In 2003, Jaworski, along with an ownership group that included Bon Jovi members Jon Bon Jovi and Richie Sambora, founded the Philadelphia Soul, an expansion franchise in the Arena Football League. The team began play in the 2004 season, and Jaworski served as the team's president until 2009, when the league went into hiatus due to economic issues. After the league returned in 2010, Jaworski led an effort to bring back the Soul, and the team returned to play for the 2011 season. With the departures Bon Jovi and Sambora as co-owners, Jaworski now served as a majority owner of the team alongside Craig Spencer, who was with the previous ownership group. In 2018, Jaworski was appointed to be the chairman of the league's executive committee. Jaworski also helped establish two other teams in the AFL, the Albany Empire in 2018 and the Atlantic City Blackjacks in 2019. He served as a partner owner of both of these franchises, but was not involved in the football operations of the franchises in order to prevent a potential conflict of interest due to his ownership of the Soul. After the 2019 season, however, the league folded, and the Philadelphia Soul, Albany Empire, and Atlantic City Blackjacks each shut down. During Jaworski's time as an executive for the Soul, the team won three ArenaBowl championships (XXII, XXIX, and XXX).

=== Other ventures ===
Jaworski is also a published author. In 2010, his first book, The Games That Changed the Game: The Evolution of the NFL in Seven Sundays, was published. The book highlights seven games in NFL history which greatly changed the strategies and tactics used in professional football.

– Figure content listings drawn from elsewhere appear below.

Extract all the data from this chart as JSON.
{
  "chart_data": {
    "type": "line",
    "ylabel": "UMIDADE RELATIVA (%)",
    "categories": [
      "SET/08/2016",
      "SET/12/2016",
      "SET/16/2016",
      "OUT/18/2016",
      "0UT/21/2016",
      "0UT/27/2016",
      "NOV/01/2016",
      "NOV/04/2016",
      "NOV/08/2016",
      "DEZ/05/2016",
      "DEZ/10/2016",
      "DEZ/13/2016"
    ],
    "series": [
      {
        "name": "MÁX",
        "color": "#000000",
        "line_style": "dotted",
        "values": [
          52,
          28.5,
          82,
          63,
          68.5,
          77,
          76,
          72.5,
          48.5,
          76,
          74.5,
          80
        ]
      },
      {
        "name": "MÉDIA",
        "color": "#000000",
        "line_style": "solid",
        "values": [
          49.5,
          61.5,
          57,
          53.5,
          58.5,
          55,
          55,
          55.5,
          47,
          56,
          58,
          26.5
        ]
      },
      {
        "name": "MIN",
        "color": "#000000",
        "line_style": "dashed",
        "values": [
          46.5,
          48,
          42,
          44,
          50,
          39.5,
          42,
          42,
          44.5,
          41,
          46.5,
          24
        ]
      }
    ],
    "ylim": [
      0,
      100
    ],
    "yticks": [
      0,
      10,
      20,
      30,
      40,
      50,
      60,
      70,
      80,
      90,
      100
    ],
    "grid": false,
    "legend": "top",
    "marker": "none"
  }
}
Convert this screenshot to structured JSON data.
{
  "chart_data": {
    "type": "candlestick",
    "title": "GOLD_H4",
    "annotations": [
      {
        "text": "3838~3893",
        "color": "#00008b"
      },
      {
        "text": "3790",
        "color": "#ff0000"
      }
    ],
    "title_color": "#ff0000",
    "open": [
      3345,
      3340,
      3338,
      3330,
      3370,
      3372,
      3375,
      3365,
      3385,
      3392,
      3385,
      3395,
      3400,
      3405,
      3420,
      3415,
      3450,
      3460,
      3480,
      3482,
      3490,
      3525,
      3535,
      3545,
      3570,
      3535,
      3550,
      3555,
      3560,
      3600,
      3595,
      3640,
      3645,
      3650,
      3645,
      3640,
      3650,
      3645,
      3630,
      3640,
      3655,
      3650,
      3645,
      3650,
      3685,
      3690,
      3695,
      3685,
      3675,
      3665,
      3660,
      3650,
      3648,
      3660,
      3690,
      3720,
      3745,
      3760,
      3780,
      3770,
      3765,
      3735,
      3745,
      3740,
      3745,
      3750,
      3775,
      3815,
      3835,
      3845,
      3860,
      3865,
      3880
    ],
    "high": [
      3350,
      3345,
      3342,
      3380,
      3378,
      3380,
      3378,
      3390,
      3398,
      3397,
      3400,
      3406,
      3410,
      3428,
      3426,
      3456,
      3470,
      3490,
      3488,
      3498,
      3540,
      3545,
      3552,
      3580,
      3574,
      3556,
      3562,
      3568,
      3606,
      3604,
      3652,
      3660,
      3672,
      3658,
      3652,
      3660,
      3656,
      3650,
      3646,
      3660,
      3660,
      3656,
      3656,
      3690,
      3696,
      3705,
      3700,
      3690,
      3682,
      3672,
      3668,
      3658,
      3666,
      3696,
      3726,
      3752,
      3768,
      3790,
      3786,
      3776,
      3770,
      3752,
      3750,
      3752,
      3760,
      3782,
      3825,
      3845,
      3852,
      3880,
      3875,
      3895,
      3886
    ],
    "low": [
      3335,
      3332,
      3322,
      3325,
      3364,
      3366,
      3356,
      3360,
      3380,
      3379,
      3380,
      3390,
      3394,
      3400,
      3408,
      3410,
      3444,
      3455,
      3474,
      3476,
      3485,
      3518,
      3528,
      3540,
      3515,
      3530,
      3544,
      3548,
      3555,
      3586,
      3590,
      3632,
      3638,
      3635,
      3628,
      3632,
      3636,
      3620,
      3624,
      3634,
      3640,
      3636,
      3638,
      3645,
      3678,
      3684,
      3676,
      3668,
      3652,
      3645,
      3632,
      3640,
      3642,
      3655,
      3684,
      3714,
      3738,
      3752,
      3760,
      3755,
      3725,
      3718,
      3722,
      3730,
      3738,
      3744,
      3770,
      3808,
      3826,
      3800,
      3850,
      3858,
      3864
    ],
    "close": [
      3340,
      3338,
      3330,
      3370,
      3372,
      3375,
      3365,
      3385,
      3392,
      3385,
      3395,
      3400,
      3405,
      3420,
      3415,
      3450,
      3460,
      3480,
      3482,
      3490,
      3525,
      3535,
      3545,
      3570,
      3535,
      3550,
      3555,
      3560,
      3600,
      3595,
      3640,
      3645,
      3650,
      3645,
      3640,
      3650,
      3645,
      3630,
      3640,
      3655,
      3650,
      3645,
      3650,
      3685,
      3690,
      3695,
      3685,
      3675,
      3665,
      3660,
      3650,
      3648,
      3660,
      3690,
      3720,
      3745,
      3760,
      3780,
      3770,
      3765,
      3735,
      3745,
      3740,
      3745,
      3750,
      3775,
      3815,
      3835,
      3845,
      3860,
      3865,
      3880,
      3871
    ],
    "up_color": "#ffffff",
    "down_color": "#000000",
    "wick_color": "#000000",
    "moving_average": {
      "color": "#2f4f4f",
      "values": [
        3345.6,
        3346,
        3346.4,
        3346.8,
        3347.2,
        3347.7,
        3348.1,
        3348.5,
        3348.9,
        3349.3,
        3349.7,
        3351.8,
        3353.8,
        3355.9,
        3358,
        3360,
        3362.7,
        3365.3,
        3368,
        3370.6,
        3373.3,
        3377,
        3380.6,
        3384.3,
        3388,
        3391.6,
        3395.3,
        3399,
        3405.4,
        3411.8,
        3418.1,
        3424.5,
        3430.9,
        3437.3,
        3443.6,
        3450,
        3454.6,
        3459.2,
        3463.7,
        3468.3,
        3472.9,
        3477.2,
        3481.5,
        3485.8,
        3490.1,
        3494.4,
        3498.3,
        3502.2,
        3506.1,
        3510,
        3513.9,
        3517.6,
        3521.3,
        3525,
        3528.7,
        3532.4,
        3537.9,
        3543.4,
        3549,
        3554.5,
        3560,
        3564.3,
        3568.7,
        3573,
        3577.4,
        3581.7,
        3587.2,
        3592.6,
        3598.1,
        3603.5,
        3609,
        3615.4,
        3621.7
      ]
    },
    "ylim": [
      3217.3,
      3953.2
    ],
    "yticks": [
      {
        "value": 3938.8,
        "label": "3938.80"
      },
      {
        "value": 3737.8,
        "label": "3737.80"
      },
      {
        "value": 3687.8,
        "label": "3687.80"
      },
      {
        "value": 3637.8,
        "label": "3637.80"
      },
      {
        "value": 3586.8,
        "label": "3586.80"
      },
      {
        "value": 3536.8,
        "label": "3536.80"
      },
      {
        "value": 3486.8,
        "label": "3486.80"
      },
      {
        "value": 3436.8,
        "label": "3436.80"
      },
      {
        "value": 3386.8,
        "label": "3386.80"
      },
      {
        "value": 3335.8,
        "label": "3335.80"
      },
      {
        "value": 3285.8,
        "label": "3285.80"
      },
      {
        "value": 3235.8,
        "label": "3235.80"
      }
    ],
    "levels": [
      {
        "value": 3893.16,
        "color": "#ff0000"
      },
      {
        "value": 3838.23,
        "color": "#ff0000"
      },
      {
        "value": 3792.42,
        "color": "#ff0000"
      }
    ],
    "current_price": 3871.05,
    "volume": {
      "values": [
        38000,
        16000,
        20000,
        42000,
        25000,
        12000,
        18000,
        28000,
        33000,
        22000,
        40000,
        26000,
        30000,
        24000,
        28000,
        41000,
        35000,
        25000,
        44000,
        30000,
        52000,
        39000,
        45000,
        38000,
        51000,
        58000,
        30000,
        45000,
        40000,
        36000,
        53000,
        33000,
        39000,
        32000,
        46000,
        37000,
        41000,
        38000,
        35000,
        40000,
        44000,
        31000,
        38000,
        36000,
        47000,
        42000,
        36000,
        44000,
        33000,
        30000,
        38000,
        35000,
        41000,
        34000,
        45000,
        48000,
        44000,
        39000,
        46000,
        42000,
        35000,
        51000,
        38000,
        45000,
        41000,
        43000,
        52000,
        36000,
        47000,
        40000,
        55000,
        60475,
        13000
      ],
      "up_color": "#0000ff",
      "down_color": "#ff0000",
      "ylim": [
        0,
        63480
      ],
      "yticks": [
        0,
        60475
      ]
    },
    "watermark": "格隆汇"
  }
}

Jaworski was one of the primary investors and advisors for the Elite Football League of India, which was founded in 2011. Other prominent investors in the league included Brandon Chillar, Mike Ditka, Michael Irvin, Mark Wahlberg, and Kurt Warner.

Jaworski runs the Jaws Youth Playbook, a charity foundation that assists at-risk youth in the Delaware Valley.

==Personal life==
As of 2023, Jaworski lives in Medford, New Jersey. He and his wife, Liz, have three children.

While Jaworski played for the Eagles, he was friends and next-door neighbors with former Philadelphia 76ers guard Doug Collins. Collins is credited with coining Jaworski's now well-known nickname "Jaws".